With about 300,000 synthetic implants used in U.S. women in 2010, the unusually high complication rate, which is largely unknown, has sparked hundreds of lawsuits against manufacturers as well as greater questions about the FDA approval process, known as the 510(k), that allows mesh to be marketed without any safety clearances or clinical trials.

Presently, the manufacturer need only claim its medical device is equivalent to a device already on the market. But in the case of today’s synthetic mesh, the so-called predicate device, Boston Scientific’s ProteGen sling, was removed from the market over safety concerns in 1999.

The FDA has no system in place to spark a review of the devices that named it as a predicate.

The letters ask each manufacturer to determine whether a vaginal surgery, called transvaginal, where a cradle-like mesh is threaded through the pelvis, provides any benefit over a traditional surgical option without mesh.

In response to the FDA letter, Johnson & Johnson spokesman, Matthew Johnson, told Bloomberg in an e-mail,

“Ethicon’s transvaginal mesh devices are already among the most studied devices on the market, and we will continue to support their use in surgical repair with clinical evidence, through investigator-initiated and company-sponsored trials.”

Johnson has never returned the numerous phone calls from Mesh News Desk requesting to see those studies.

The request is in response to the growing number of patient complaints and vocal patient advocacy groups who believe this revelation finally requires companies to tell the truth and not just public relations spin.

Last July 13, the FDA issued a Safety Communication that warned consumers and health care providers of a range of complications from mesh such as erosion, infection, perforation, mesh shrinkage among other problems. And it stated:

“Furthermore, it is not clear that transvaginal POP repair with mesh is more effective than tradition non-mesh repair in all patients with POP and it may expose patients to greater risk.”

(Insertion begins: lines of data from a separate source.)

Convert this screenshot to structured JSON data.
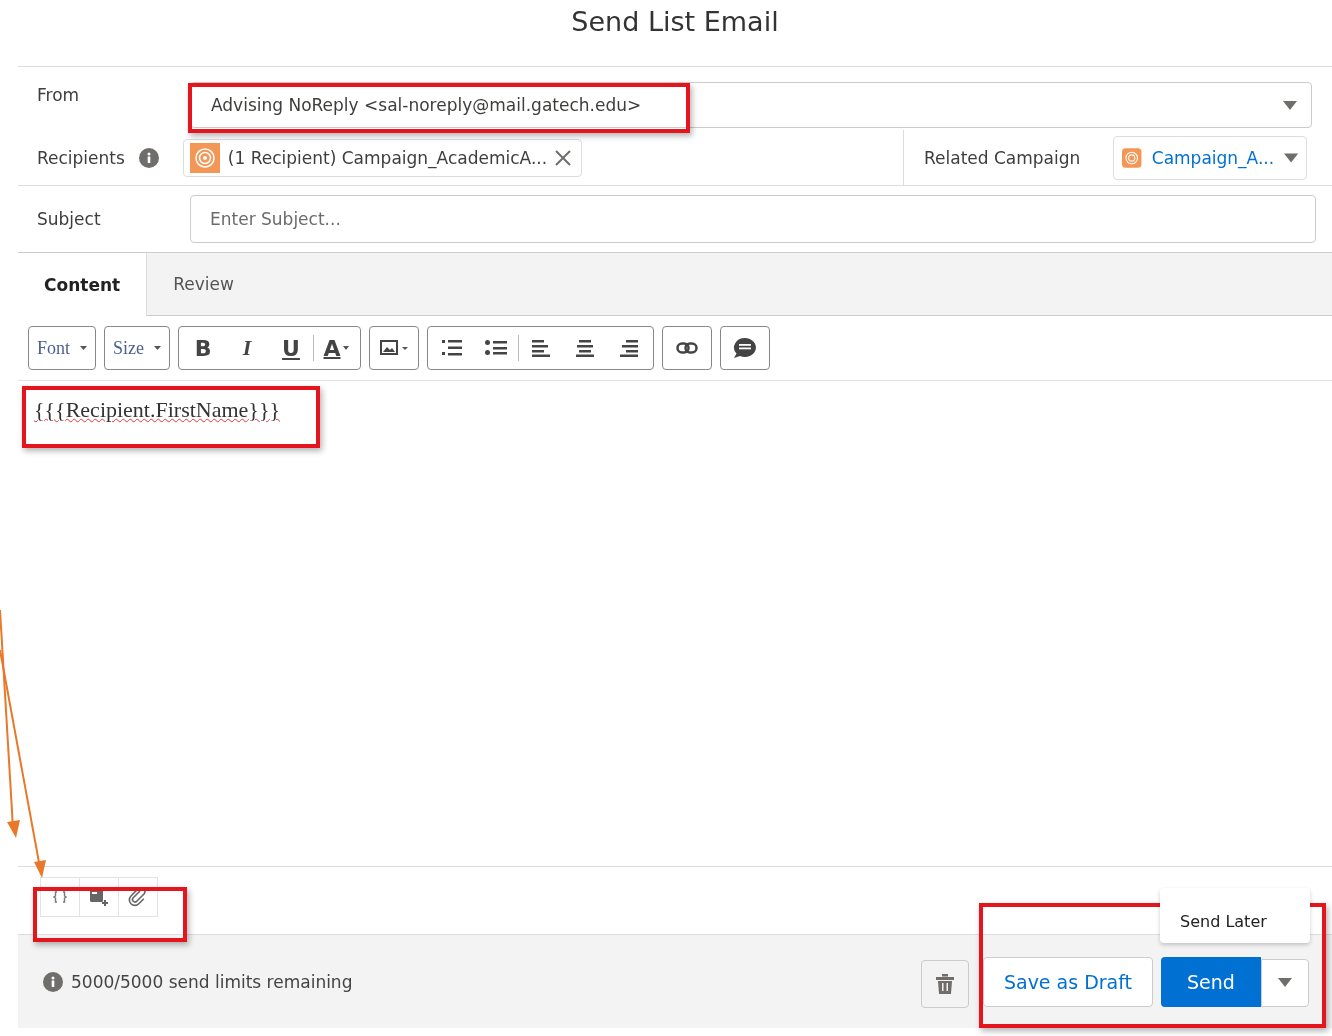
{
  "title": "Send List Email",
  "from": {
    "label": "From",
    "value": "Advising NoReply <sal-noreply@mail.gatech.edu>"
  },
  "recipients": {
    "label": "Recipients",
    "pill": "(1 Recipient) Campaign_AcademicA..."
  },
  "related_campaign": {
    "label": "Related Campaign",
    "value": "Campaign_A..."
  },
  "subject": {
    "label": "Subject",
    "placeholder": "Enter Subject..."
  },
  "tabs": [
    {
      "label": "Content",
      "selected": true
    },
    {
      "label": "Review",
      "selected": false
    }
  ],
  "toolbar": {
    "font": "Font",
    "size": "Size",
    "bold": "B",
    "italic": "I",
    "underline": "U",
    "text_color": "A"
  },
  "body": "{{{Recipient.FirstName}}}",
  "footer": {
    "limits": "5000/5000 send limits remaining",
    "save_draft": "Save as Draft",
    "send": "Send",
    "menu": [
      "Send Later"
    ]
  }
}
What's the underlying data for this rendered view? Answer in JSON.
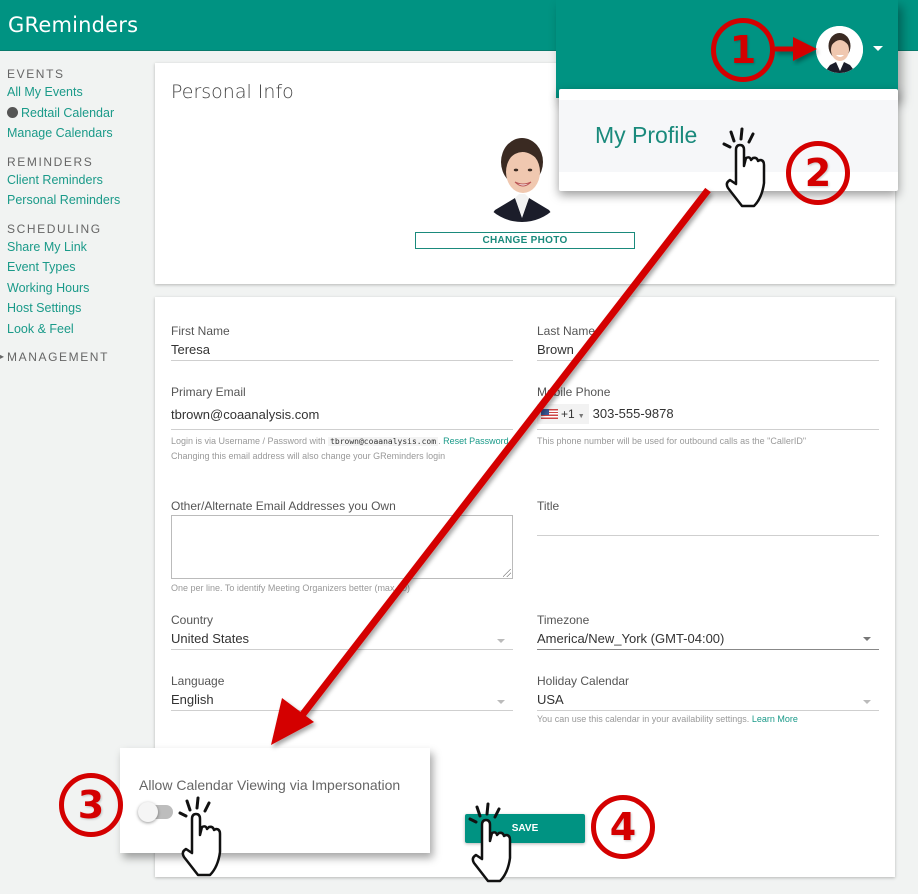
{
  "app": {
    "title": "GReminders"
  },
  "sidebar": {
    "sections": [
      {
        "heading": "EVENTS",
        "items": [
          {
            "label": "All My Events"
          },
          {
            "label": "Redtail Calendar",
            "has_dot": true
          },
          {
            "label": "Manage Calendars"
          }
        ]
      },
      {
        "heading": "REMINDERS",
        "items": [
          {
            "label": "Client Reminders"
          },
          {
            "label": "Personal Reminders"
          }
        ]
      },
      {
        "heading": "SCHEDULING",
        "items": [
          {
            "label": "Share My Link"
          },
          {
            "label": "Event Types"
          },
          {
            "label": "Working Hours"
          },
          {
            "label": "Host Settings"
          },
          {
            "label": "Look & Feel"
          }
        ]
      },
      {
        "heading": "MANAGEMENT",
        "collapsed": true,
        "items": []
      }
    ]
  },
  "user_menu": {
    "items": [
      {
        "label": "My Profile"
      }
    ]
  },
  "personal_info": {
    "title": "Personal Info",
    "change_photo_label": "CHANGE PHOTO"
  },
  "form": {
    "first_name": {
      "label": "First Name",
      "value": "Teresa"
    },
    "last_name": {
      "label": "Last Name",
      "value": "Brown"
    },
    "primary_email": {
      "label": "Primary Email",
      "value": "tbrown@coaanalysis.com",
      "hint_prefix": "Login is via Username / Password with",
      "hint_code": "tbrown@coaanalysis.com",
      "hint_link": "Reset Password",
      "hint_line2": "Changing this email address will also change your GReminders login"
    },
    "mobile_phone": {
      "label": "Mobile Phone",
      "country_code": "+1",
      "value": "303-555-9878",
      "hint": "This phone number will be used for outbound calls as the \"CallerID\""
    },
    "alternate_emails": {
      "label": "Other/Alternate Email Addresses you Own",
      "value": "",
      "hint": "One per line. To identify Meeting Organizers better (max 10)"
    },
    "title": {
      "label": "Title",
      "value": ""
    },
    "country": {
      "label": "Country",
      "value": "United States"
    },
    "timezone": {
      "label": "Timezone",
      "value": "America/New_York (GMT-04:00)"
    },
    "language": {
      "label": "Language",
      "value": "English"
    },
    "holiday_calendar": {
      "label": "Holiday Calendar",
      "value": "USA",
      "hint": "You can use this calendar in your availability settings.",
      "hint_link": "Learn More"
    },
    "impersonation": {
      "label": "Allow Calendar Viewing via Impersonation",
      "enabled": false
    },
    "save_label": "SAVE"
  },
  "annotations": {
    "steps": [
      "1",
      "2",
      "3",
      "4"
    ],
    "color": "#d40000"
  },
  "colors": {
    "brand": "#009382",
    "link": "#1a9a89"
  }
}
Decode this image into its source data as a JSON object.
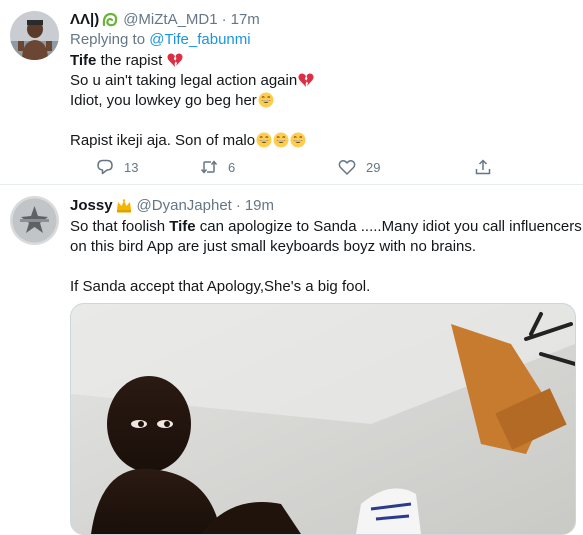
{
  "tweets": [
    {
      "name": "ΛΛ|)",
      "handle": "@MiZtA_MD1",
      "separator": "·",
      "time": "17m",
      "reply_prefix": "Replying to",
      "reply_handle": "@Tife_fabunmi",
      "lines": {
        "l1_bold": "Tife",
        "l1_rest": " the rapist ",
        "l2": "So u ain't taking legal action again",
        "l3": "Idiot, you lowkey go beg her",
        "l5": "Rapist ikeji aja. Son of malo"
      },
      "actions": {
        "reply_count": "13",
        "retweet_count": "6",
        "like_count": "29"
      }
    },
    {
      "name": "Jossy",
      "handle": "@DyanJaphet",
      "separator": "·",
      "time": "19m",
      "lines": {
        "l1_pre": "So that foolish ",
        "l1_bold": "Tife",
        "l1_rest": " can apologize to Sanda .....Many idiot you call influencers",
        "l2": "on  this bird App are just small keyboards boyz with no brains.",
        "l4": "If Sanda accept that Apology,She's a big fool."
      }
    }
  ],
  "icons": {
    "reply": "reply-icon",
    "retweet": "retweet-icon",
    "like": "heart-icon",
    "share": "share-icon",
    "broken_heart": "broken-heart-emoji",
    "grin": "grinning-emoji",
    "crown": "crown-emoji"
  },
  "colors": {
    "link": "#1b95e0",
    "muted": "#657786",
    "text": "#14171a",
    "divider": "#e6ecf0"
  }
}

An expert panel gathered by the FDA last September to consider a recall, recommended transvaginal synthetic mesh be reclassified as “high-risk” which would required patient safety clinical trials by the manufacturers.

Bloomberg reports the requests also went out to Endo Pharmaceuticals Holding Inc., of Chadds Ford, Pennsylvania, and Boston Scientific of Natick, Massachusetts. They have 30 days to respond.